NIST Overwhelmed: NVD Changes Prioritization Amidst Exploding Vulnerability Submissions
The **National Institute of Standards and Technology (NIST)** is altering its approach to managing cybersecurity vulnerabilities within the **National Vulnerability Database (NVD)**. Citing an exponential increase in bug submissions, NIST will now prioritize vulnerabilities based on exploitability and criticality, potentially leaving a backlog of unanalyzed CVEs.
## NIST Announces Changes to Vulnerability Tracking System
**NIST** has announced significant changes to the way it tracks cybersecurity vulnerabilities, acknowledging that the number of bug submissions is growing at an unsustainable rate. This shift will impact how vulnerabilities are categorized and enriched within the widely-used **NVD**.

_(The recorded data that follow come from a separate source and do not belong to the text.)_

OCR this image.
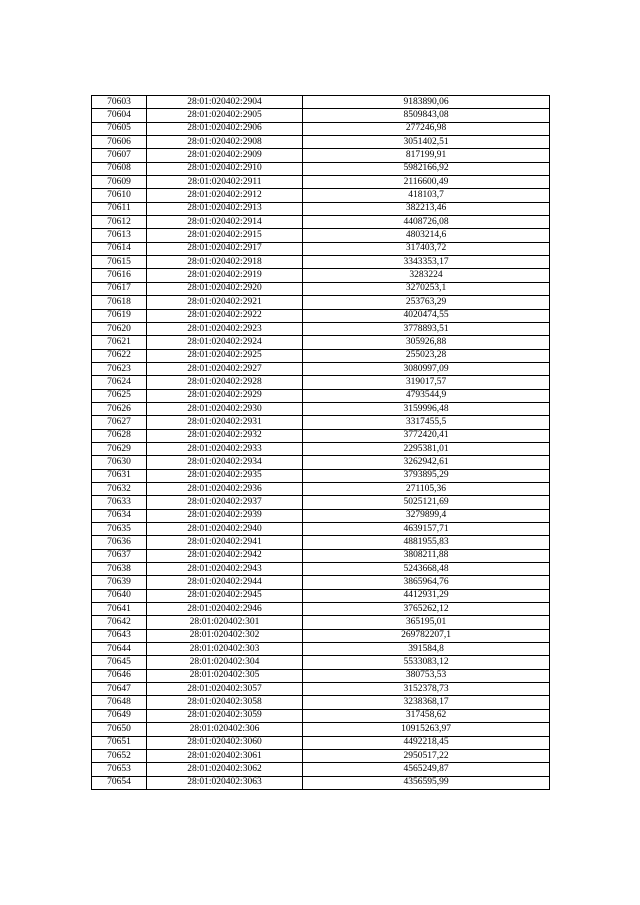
70603	28:01:020402:2904	9183890,06
70604	28:01:020402:2905	8509843,08
70605	28:01:020402:2906	277246,98
70606	28:01:020402:2908	3051402,51
70607	28:01:020402:2909	817199,91
70608	28:01:020402:2910	5982166,92
70609	28:01:020402:2911	2116600,49
70610	28:01:020402:2912	418103,7
70611	28:01:020402:2913	382213,46
70612	28:01:020402:2914	4408726,08
70613	28:01:020402:2915	4803214,6
70614	28:01:020402:2917	317403,72
70615	28:01:020402:2918	3343353,17
70616	28:01:020402:2919	3283224
70617	28:01:020402:2920	3270253,1
70618	28:01:020402:2921	253763,29
70619	28:01:020402:2922	4020474,55
70620	28:01:020402:2923	3778893,51
70621	28:01:020402:2924	305926,88
70622	28:01:020402:2925	255023,28
70623	28:01:020402:2927	3080997,09
70624	28:01:020402:2928	319017,57
70625	28:01:020402:2929	4793544,9
70626	28:01:020402:2930	3159996,48
70627	28:01:020402:2931	3317455,5
70628	28:01:020402:2932	3772420,41
70629	28:01:020402:2933	2295381,01
70630	28:01:020402:2934	3262942,61
70631	28:01:020402:2935	3793895,29
70632	28:01:020402:2936	271105,36
70633	28:01:020402:2937	5025121,69
70634	28:01:020402:2939	3279899,4
70635	28:01:020402:2940	4639157,71
70636	28:01:020402:2941	4881955,83
70637	28:01:020402:2942	3808211,88
70638	28:01:020402:2943	5243668,48
70639	28:01:020402:2944	3865964,76
70640	28:01:020402:2945	4412931,29
70641	28:01:020402:2946	3765262,12
70642	28:01:020402:301	365195,01
70643	28:01:020402:302	269782207,1
70644	28:01:020402:303	391584,8
70645	28:01:020402:304	5533083,12
70646	28:01:020402:305	380753,53
70647	28:01:020402:3057	3152378,73
70648	28:01:020402:3058	3238368,17
70649	28:01:020402:3059	317458,62
70650	28:01:020402:306	10915263,97
70651	28:01:020402:3060	4492218,45
70652	28:01:020402:3061	2950517,22
70653	28:01:020402:3062	4565249,87
70654	28:01:020402:3063	4356595,99
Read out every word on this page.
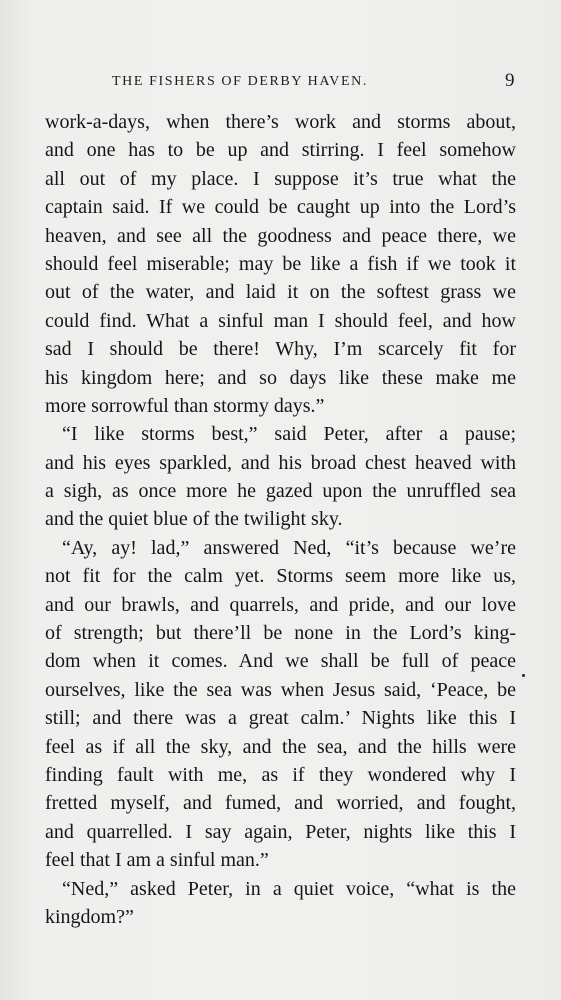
THE FISHERS OF DERBY HAVEN.	9
work-a-days, when there’s work and storms about,
and one has to be up and stirring. I feel somehow
all out of my place. I suppose it’s true what the
captain said. If we could be caught up into the Lord’s
heaven, and see all the goodness and peace there, we
should feel miserable; may be like a fish if we took it
out of the water, and laid it on the softest grass we
could find. What a sinful man I should feel, and how
sad I should be there! Why, I’m scarcely fit for
his kingdom here; and so days like these make me
more sorrowful than stormy days.”
“I like storms best,” said Peter, after a pause;
and his eyes sparkled, and his broad chest heaved with
a sigh, as once more he gazed upon the unruffled sea
and the quiet blue of the twilight sky.
“Ay, ay! lad,” answered Ned, “it’s because we’re
not fit for the calm yet. Storms seem more like us,
and our brawls, and quarrels, and pride, and our love
of strength; but there’ll be none in the Lord’s king-
dom when it comes. And we shall be full of peace
ourselves, like the sea was when Jesus said, ‘Peace, be
still; and there was a great calm.’ Nights like this I
feel as if all the sky, and the sea, and the hills were
finding fault with me, as if they wondered why I
fretted myself, and fumed, and worried, and fought,
and quarrelled. I say again, Peter, nights like this I
feel that I am a sinful man.”
“Ned,” asked Peter, in a quiet voice, “what is the
kingdom?”
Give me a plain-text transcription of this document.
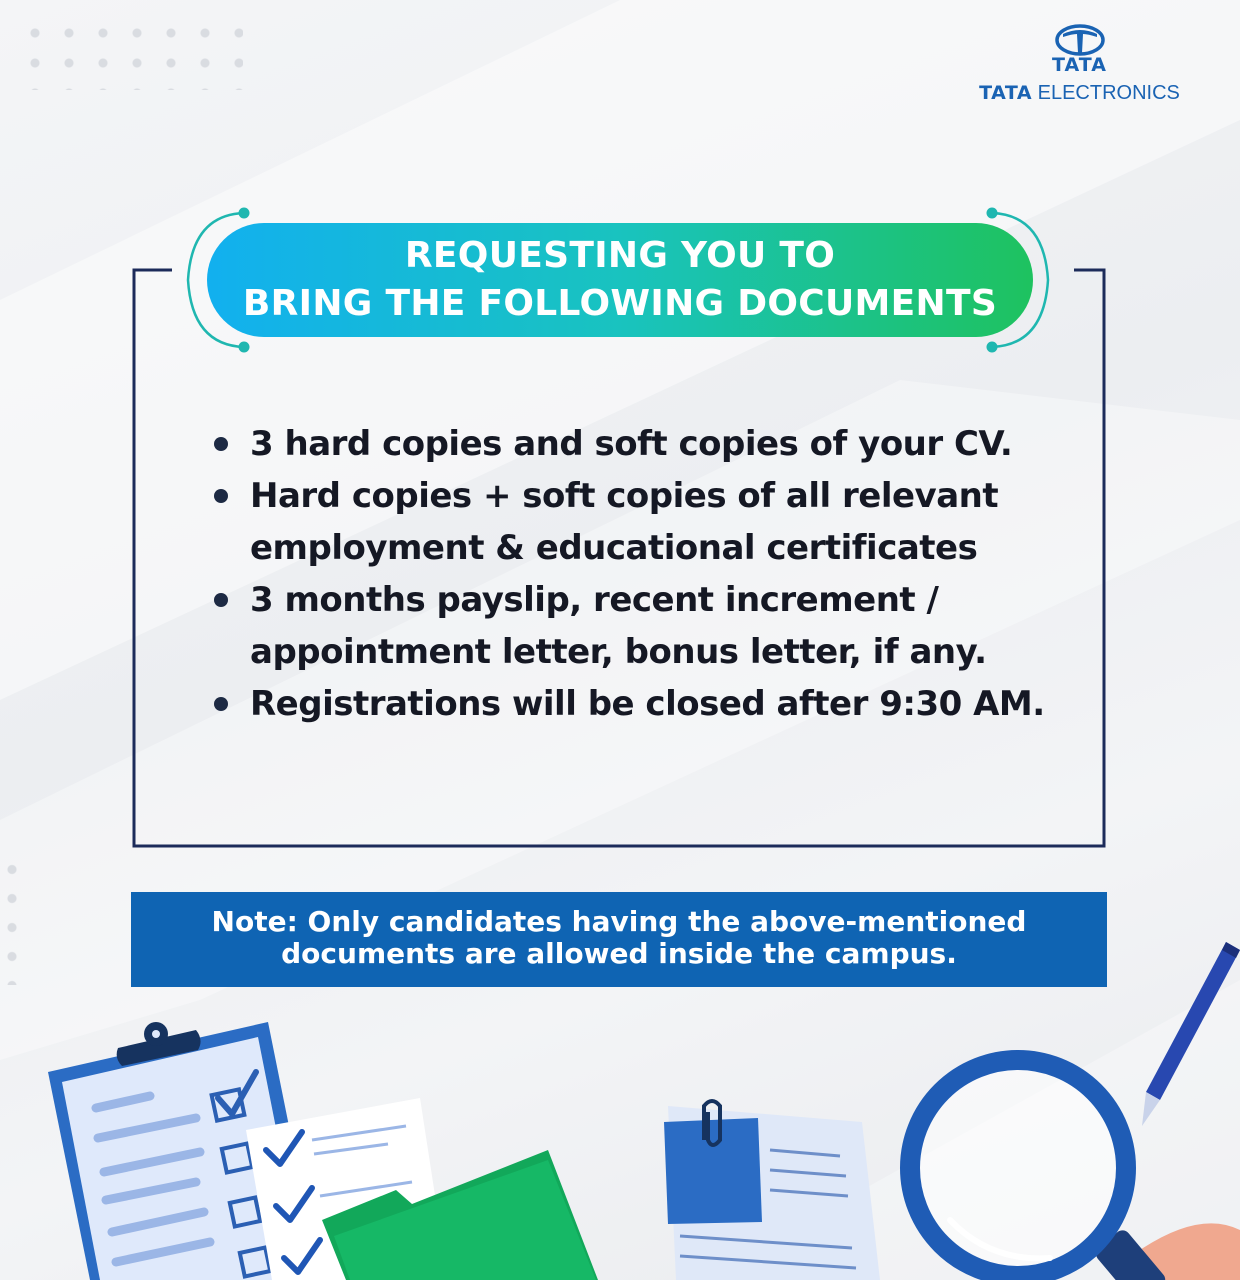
TATA
TATA ELECTRONICS
REQUESTING YOU TO
BRING THE FOLLOWING DOCUMENTS
3 hard copies and soft copies of your CV.
Hard copies + soft copies of all relevant
employment & educational certificates
3 months payslip, recent increment /
appointment letter, bonus letter, if any.
Registrations will be closed after 9:30 AM.
Note: Only candidates having the above-mentioned
documents are allowed inside the campus.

The agency will now focus its resources on vulnerabilities that meet specific criteria, marking a departure from its previous mission to categorize every **CVE** (Common Vulnerabilities and Exposures). This decision comes as the agency struggles to keep pace with the increasing volume of submissions. According to a statement released by **NIST**, submissions in the first three months of 2026 are nearly one-third higher than the same period last year, despite a 45% increase in CVE enrichment in 2025.
## Prioritization Criteria
Under the new policy, **NIST** will only enrich **CVE** records that meet certain thresholds. Specifically, enrichment will be prioritized for:
* **CVE**s listed in the **Cybersecurity and Infrastructure Security Agency's (CISA)** Known Exploited Vulnerabilities Catalog.
* **CVE**s affecting products used by the federal government.
* **CVE**s impacting software deemed "critical".
**NIST** aims to enrich vulnerabilities in the **CISA** catalog within one day of notification. **CVE**s that do not meet these criteria will still be listed but will not receive additional analysis or severity scoring from **NIST**.
## The Backlog Problem
**NIST** has acknowledged an existing backlog of **CVE**s that it has been unable to process due to resource constraints. These backlogged entries, predating March 1, 2026, will be moved to a "Not Scheduled" category and will only be prioritized if they meet the new criteria.
**NIST** will also rely more heavily on severity scores provided by submitters, rather than generating its own scores for all **CVE**s. While acknowledging that the changes "may not catch every potentially high-impact **CVE**," **NIST** maintains that this risk-based approach is necessary to ensure the database remains sustainable and reliable.
## Industry Reaction
Experts like Trey Ford from **Bugcrowd** suggest that **NIST's** changes reflect a broader understanding within the research community: centralizing vulnerability triage at this scale is unsustainable. Ford emphasized that real-world exploitability, determined by human researchers, is the true driver of remediation priority.